CLIFFIE'S NOTES ON THIS REMARKABLE FEATURE:
>> You don't see many movies like this in any year. It's probably the first one I've found that I can confidently call an ANTI-RECRUITING FILM. To put it another way, this is a story that will help make it very clear to you which humans NOT to recruit for our glorious cause.
>> Where most aquatic films are valuable because you can look for reactions in the landscum audience showing sympathy for the FISH -- viewers stunned by the beauty and grace of the marauding Shark, who wince or cover their mouths when she's finally BLOWN UP, momelike that that -- you won't be watching for that here. In this story you're watching for the OPPOSITE.
>> Why? BECAUSE NOT ONE OF THESE FEATHERLESS BIPEDS HAS ANY BUSINESS BEING IN THE WATER.

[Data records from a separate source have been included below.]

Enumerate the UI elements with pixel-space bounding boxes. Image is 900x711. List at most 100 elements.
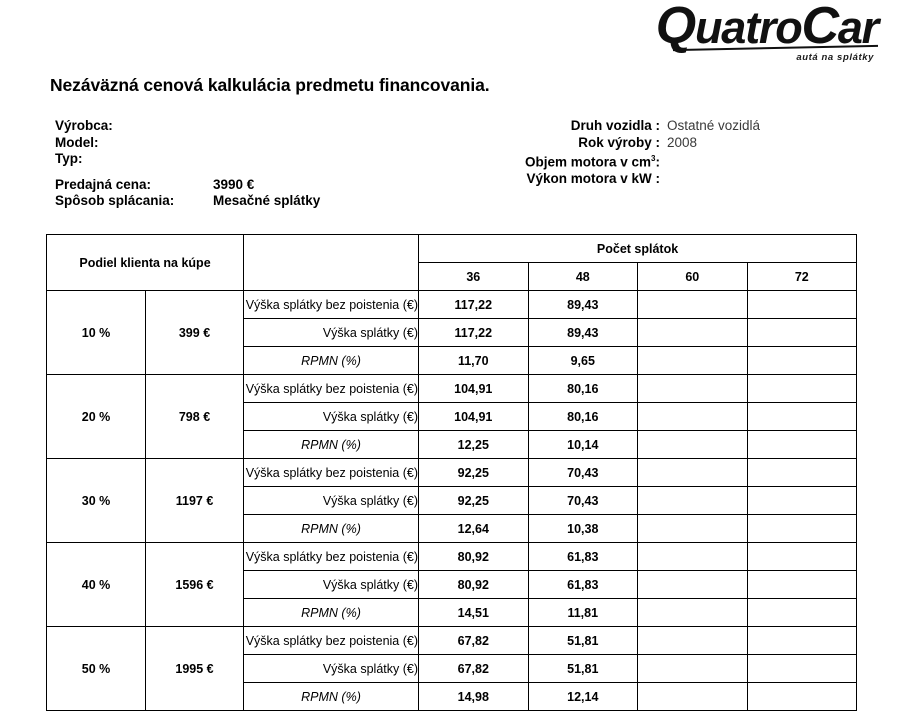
cell-value-term-48: 80,16 — [527, 374, 639, 403]
cell-value-term-60 — [637, 570, 748, 599]
table-row: 20 % 798 € Výška splátky bez poistenia (€)… — [46, 374, 858, 459]
cell-value-term-72 — [746, 626, 858, 655]
type-label: Typ: — [55, 151, 83, 166]
table-row: Výška splátky (€) 117,22 89,43 — [47, 318, 858, 347]
table-header: Podiel klienta na kúpe Počet splátok 36 … — [45, 234, 858, 291]
engine-volume-label: Objem motora v cm3: — [455, 151, 664, 171]
cell-value-term-48: 89,43 — [527, 318, 639, 347]
cell-value-term-60 — [637, 654, 748, 683]
cell-row-label-without-insurance: Výška splátky bez poistenia (€) — [243, 626, 420, 655]
cell-value-term-72 — [746, 430, 858, 459]
page-title: Nezáväzná cenová kalkulácia predmetu fin… — [50, 75, 490, 95]
field-repayment-method: Spôsob splácania: Mesačné splátky — [55, 193, 320, 210]
cell-share-amount: 798 € — [144, 374, 245, 459]
installment-calculation-table: Podiel klienta na kúpe Počet splátok 36 … — [45, 234, 858, 711]
header-term-60: 60 — [637, 262, 748, 291]
field-vehicle-kind: Druh vozidla : Ostatné vozidlá — [455, 118, 855, 135]
cell-row-label-installment: Výška splátky (€) — [243, 570, 420, 599]
cell-value-term-48: 61,83 — [527, 570, 639, 599]
cell-value-term-72 — [746, 318, 858, 347]
cell-value-term-60 — [637, 682, 748, 711]
cell-value-term-72 — [746, 682, 858, 711]
cell-value-term-60 — [637, 290, 748, 319]
logo-letter-c: C — [801, 0, 840, 55]
cell-value-term-72 — [746, 290, 858, 319]
cell-value-term-60 — [637, 486, 748, 515]
cell-value-term-48: 80,16 — [527, 402, 639, 431]
cell-row-label-rpmn: RPMN (%) — [243, 598, 420, 627]
table-row: 40 % 1596 € Výška splátky bez poistenia (€… — [46, 542, 858, 627]
table-row: 30 % 1197 € Výška splátky bez poistenia (€… — [46, 458, 858, 543]
engine-power-label: Výkon motora v kW : — [526, 171, 660, 186]
cell-share-percent: 50 % — [46, 626, 146, 711]
cell-value-term-72 — [746, 402, 858, 431]
header-blank-label-col — [243, 234, 420, 291]
cell-value-term-60 — [637, 626, 748, 655]
vehicle-info-left: Výrobca: Model: Typ: Predajná cena: 3990 … — [55, 118, 320, 210]
field-type: Typ: — [55, 151, 320, 168]
cell-value-term-48: 89,43 — [527, 290, 639, 319]
vehicle-kind-label: Druh vozidla : — [570, 118, 660, 133]
sale-price-label: Predajná cena: — [55, 176, 152, 192]
cell-value-term-60 — [637, 514, 748, 543]
table-row: RPMN (%) 14,51 11,81 — [47, 598, 858, 627]
cell-row-label-without-insurance: Výška splátky bez poistenia (€) — [243, 458, 420, 487]
cell-value-term-60 — [637, 318, 748, 347]
cell-value-term-36: 117,22 — [418, 290, 529, 319]
cell-value-term-48: 61,83 — [527, 542, 639, 571]
cell-row-label-rpmn: RPMN (%) — [243, 514, 420, 543]
cell-value-term-36: 117,22 — [418, 318, 529, 347]
sale-price-value: 3990 € — [213, 176, 255, 192]
field-engine-volume: Objem motora v cm3: — [455, 151, 855, 171]
repayment-method-label: Spôsob splácania: — [55, 193, 175, 208]
cell-share-percent: 20 % — [46, 374, 146, 459]
table-row: Výška splátky (€) 67,82 51,81 — [47, 654, 858, 683]
table-row: 10 % 399 € Výška splátky bez poistenia (€)… — [46, 290, 858, 375]
cell-value-term-36: 12,64 — [418, 514, 529, 543]
model-label: Model: — [55, 134, 99, 150]
cell-value-term-48: 70,43 — [527, 486, 639, 515]
cell-value-term-48: 70,43 — [527, 458, 639, 487]
cell-row-label-without-insurance: Výška splátky bez poistenia (€) — [243, 290, 420, 319]
header-client-share: Podiel klienta na kúpe — [45, 234, 245, 291]
cell-share-amount: 1995 € — [144, 626, 245, 711]
cell-value-term-48: 11,81 — [527, 598, 639, 627]
repayment-method-value: Mesačné splátky — [213, 193, 321, 208]
cell-value-term-60 — [637, 458, 748, 487]
cell-share-amount: 399 € — [144, 290, 245, 375]
company-logo: QuatroCar autá na splátky — [608, 0, 879, 63]
cell-share-amount: 1596 € — [144, 542, 245, 627]
cell-value-term-36: 80,92 — [418, 570, 529, 599]
cell-row-label-installment: Výška splátky (€) — [243, 402, 420, 431]
cell-value-term-36: 67,82 — [418, 654, 529, 683]
header-term-36: 36 — [418, 262, 529, 291]
cell-value-term-72 — [746, 346, 858, 375]
cell-value-term-36: 14,51 — [418, 598, 529, 627]
engine-volume-superscript: 3 — [651, 154, 656, 163]
field-year-of-manufacture: Rok výroby : 2008 — [455, 135, 855, 152]
logo-tagline: autá na splátky — [796, 52, 874, 63]
cell-row-label-without-insurance: Výška splátky bez poistenia (€) — [243, 374, 420, 403]
cell-value-term-72 — [746, 374, 858, 403]
cell-value-term-60 — [637, 346, 748, 375]
cell-value-term-48: 51,81 — [527, 626, 639, 655]
cell-value-term-36: 12,25 — [418, 430, 529, 459]
table-row: Výška splátky (€) 92,25 70,43 — [47, 486, 858, 515]
cell-row-label-rpmn: RPMN (%) — [243, 682, 420, 711]
cell-share-percent: 30 % — [46, 458, 146, 543]
cell-value-term-60 — [637, 542, 748, 571]
cell-row-label-installment: Výška splátky (€) — [243, 486, 420, 515]
table-row: RPMN (%) 12,25 10,14 — [47, 430, 858, 459]
year-value: 2008 — [667, 134, 698, 150]
engine-volume-colon: : — [655, 154, 661, 170]
cell-value-term-72 — [746, 570, 858, 599]
cell-value-term-36: 80,92 — [418, 542, 529, 571]
cell-row-label-without-insurance: Výška splátky bez poistenia (€) — [243, 542, 420, 571]
cell-value-term-36: 104,91 — [418, 374, 529, 403]
cell-value-term-36: 104,91 — [418, 402, 529, 431]
cell-value-term-36: 14,98 — [418, 682, 529, 711]
table-header-row-top: Podiel klienta na kúpe Počet splátok — [45, 234, 858, 291]
field-model: Model: — [55, 135, 320, 152]
cell-row-label-installment: Výška splátky (€) — [243, 318, 420, 347]
header-term-72: 72 — [746, 262, 858, 291]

>> The entire story revolves around the slow destruction of a massive underwater drilling station. The characters race from point A to point B without being sure where they're going, always feeling unsafe, SCARED OF THE WATER AND EVERYTHING IN IT, barely able to see where they're going or what's out there ahead of them. Everyone keeps asking why their nice, dry tunnels are falling apart, trying to get the machinery to work, unwillingly putting on cumbersome diving suits, fearfully going into the water and generally wishing they were in Philadelphia rather than here. There is NO SIGN that any of them, you know, WANTS TO GET OUT THERE AND EXPLORE THE OCEAN. That should tell you a great deal right there.

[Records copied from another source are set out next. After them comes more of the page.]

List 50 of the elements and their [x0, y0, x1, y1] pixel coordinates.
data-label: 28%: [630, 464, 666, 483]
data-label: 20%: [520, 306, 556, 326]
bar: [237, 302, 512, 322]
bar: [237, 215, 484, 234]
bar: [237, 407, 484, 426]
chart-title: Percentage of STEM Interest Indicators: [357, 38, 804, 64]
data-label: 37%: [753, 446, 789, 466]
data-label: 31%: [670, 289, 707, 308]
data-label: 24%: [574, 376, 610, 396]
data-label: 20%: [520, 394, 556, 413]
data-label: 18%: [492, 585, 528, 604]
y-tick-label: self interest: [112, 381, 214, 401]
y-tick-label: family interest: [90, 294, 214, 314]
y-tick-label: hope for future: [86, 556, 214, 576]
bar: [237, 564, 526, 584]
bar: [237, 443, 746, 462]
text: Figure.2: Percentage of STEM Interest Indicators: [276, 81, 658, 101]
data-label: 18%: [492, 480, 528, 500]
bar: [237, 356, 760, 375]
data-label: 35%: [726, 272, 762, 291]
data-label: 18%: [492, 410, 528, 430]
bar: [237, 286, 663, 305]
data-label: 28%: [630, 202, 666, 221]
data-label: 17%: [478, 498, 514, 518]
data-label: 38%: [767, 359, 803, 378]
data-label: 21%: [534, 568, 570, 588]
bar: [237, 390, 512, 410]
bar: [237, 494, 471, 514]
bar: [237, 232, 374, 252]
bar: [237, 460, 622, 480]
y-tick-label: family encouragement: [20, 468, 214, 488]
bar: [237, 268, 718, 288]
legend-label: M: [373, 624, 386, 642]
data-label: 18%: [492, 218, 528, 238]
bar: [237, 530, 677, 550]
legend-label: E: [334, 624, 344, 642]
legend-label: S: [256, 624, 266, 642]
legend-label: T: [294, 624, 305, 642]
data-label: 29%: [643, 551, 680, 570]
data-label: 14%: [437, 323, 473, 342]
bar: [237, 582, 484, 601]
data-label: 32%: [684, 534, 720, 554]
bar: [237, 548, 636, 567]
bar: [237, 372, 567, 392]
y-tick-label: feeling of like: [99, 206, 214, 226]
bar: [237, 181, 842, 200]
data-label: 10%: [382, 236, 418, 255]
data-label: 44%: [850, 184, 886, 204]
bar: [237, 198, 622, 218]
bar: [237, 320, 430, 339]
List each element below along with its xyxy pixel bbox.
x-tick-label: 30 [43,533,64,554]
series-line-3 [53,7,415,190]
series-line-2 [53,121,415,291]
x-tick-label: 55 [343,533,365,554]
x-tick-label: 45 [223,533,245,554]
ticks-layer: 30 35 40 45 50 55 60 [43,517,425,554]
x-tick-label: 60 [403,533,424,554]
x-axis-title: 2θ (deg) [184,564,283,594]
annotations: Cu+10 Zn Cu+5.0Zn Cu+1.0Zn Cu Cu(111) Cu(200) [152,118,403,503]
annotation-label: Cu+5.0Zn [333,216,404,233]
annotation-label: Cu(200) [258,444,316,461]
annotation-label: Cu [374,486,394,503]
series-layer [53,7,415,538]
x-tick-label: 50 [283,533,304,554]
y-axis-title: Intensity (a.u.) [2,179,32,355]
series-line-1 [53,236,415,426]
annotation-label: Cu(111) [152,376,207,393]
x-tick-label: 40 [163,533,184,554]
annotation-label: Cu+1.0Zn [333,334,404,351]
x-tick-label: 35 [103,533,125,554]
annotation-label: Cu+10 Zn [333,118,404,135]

>> Jessica Henwick's character is described as "not an experienced diver." SO WHY IS SHE EVEN THERE? Apparently just to cry a lot, talk about her feelings, and to announce, in stark terror, that "WE DON'T BELONG DOWN HERE." Yeah, I agree!

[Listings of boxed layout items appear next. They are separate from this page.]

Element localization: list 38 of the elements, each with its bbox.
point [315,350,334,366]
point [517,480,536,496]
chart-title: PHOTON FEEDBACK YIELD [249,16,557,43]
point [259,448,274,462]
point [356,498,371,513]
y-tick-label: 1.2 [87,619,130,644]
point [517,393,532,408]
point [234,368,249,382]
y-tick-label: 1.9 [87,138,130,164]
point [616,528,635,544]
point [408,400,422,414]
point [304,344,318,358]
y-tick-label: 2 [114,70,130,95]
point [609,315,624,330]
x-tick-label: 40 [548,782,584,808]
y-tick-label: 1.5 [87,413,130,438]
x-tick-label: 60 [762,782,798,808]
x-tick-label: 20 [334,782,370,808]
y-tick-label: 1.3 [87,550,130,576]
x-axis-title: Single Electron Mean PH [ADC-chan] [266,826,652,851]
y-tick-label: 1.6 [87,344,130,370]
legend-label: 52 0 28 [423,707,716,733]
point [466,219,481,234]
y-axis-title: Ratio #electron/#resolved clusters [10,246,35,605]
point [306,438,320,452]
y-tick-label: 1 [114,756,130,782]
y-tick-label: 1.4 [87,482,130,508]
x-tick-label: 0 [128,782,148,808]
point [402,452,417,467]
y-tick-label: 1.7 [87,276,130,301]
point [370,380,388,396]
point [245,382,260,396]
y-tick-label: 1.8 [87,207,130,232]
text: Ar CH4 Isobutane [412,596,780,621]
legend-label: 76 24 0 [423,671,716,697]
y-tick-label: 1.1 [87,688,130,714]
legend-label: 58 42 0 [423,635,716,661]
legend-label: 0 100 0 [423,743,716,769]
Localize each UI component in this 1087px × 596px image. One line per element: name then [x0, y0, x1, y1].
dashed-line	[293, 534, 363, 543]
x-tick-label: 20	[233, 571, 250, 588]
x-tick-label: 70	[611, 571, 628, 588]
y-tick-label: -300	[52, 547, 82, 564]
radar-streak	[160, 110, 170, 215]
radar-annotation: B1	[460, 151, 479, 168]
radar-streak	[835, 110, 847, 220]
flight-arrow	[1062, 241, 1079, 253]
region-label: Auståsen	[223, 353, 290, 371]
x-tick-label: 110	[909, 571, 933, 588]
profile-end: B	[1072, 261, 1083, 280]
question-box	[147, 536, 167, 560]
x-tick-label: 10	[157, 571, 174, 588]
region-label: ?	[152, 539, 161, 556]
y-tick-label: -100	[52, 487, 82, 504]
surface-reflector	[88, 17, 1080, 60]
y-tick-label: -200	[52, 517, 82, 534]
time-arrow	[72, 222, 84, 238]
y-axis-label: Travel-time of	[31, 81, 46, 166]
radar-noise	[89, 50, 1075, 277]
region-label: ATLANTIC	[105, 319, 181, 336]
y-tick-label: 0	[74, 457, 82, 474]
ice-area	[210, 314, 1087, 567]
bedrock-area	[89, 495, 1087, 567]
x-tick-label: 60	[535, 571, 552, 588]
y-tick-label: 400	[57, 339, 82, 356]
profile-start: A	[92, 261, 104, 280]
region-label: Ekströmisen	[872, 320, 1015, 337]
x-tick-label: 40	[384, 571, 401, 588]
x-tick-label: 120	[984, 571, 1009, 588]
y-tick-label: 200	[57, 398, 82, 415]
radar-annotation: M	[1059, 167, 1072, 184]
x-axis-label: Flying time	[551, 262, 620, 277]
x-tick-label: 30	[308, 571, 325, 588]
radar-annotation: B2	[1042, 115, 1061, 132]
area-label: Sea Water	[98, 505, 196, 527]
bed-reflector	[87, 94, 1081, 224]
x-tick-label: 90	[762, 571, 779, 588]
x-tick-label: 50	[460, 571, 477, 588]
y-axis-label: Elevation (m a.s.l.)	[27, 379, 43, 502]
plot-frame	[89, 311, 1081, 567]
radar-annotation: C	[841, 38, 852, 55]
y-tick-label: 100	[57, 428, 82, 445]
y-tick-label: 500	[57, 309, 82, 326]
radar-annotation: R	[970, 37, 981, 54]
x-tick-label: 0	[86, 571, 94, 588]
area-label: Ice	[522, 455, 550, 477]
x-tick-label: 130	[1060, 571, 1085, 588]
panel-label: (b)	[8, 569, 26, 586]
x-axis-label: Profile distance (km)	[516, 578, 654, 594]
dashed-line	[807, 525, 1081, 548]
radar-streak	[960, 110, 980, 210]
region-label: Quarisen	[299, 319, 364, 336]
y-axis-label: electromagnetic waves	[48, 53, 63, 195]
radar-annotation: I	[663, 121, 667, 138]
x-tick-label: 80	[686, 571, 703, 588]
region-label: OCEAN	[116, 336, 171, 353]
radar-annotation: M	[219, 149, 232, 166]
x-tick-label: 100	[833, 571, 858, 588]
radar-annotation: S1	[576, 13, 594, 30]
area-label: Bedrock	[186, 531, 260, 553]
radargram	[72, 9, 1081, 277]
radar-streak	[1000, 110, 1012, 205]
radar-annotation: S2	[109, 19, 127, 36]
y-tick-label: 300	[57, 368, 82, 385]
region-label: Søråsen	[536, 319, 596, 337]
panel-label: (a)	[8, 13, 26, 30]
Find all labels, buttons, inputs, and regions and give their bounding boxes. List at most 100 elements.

>> Ah, then there's T.J. Miller's character. WHAT IS IS ABOUT THIS GUY AND HORRORS FROM THE BOTTOM OF THE OCEAN? He didn't come out of this story very well, frankly. He looked so miserable and bedraggled that I had to recognize him by his voice.
>> And what of Norah, our protagonist? She saves everyone's bacon again and again because she is a MECHANICAL ENGINEER who knows what to press on the computer touch screen to find what they need, and she can jury-rig the equipment so it works well enough to get them a little farther. This is the character I was expecting to find some sort of rapprochement with the underwater menace, to say "We can communicate with it!" or even "We should study it, not try to kill it!" I'm here to tell you that nothing of the sort happened in this movie. SHE'S JUST LIKE THE REST OF THEM.
>> I mean, look at her. As competent as she is in a diving suit, she is DEFINITELY NOT BUILT TO FLOAT. She's all bones and no blubber.
>> The captain, our Jacques Cousteau character, makes himself more and more irrelevant as the story goes on. Then he goes away.
>> The ending makes clear that NONE OF THESE PEOPLE LEARNED ANYTHING FROM THEIR EXPERIENCE UNDERWATER. Sad!
>> Not unimportantly: NO FIDH APPEAR IN THIS MOVIE.
If anyone has any questions about how to use this film to sort good recruits from bad ones, we can easily discuss it at the next chapter meeting.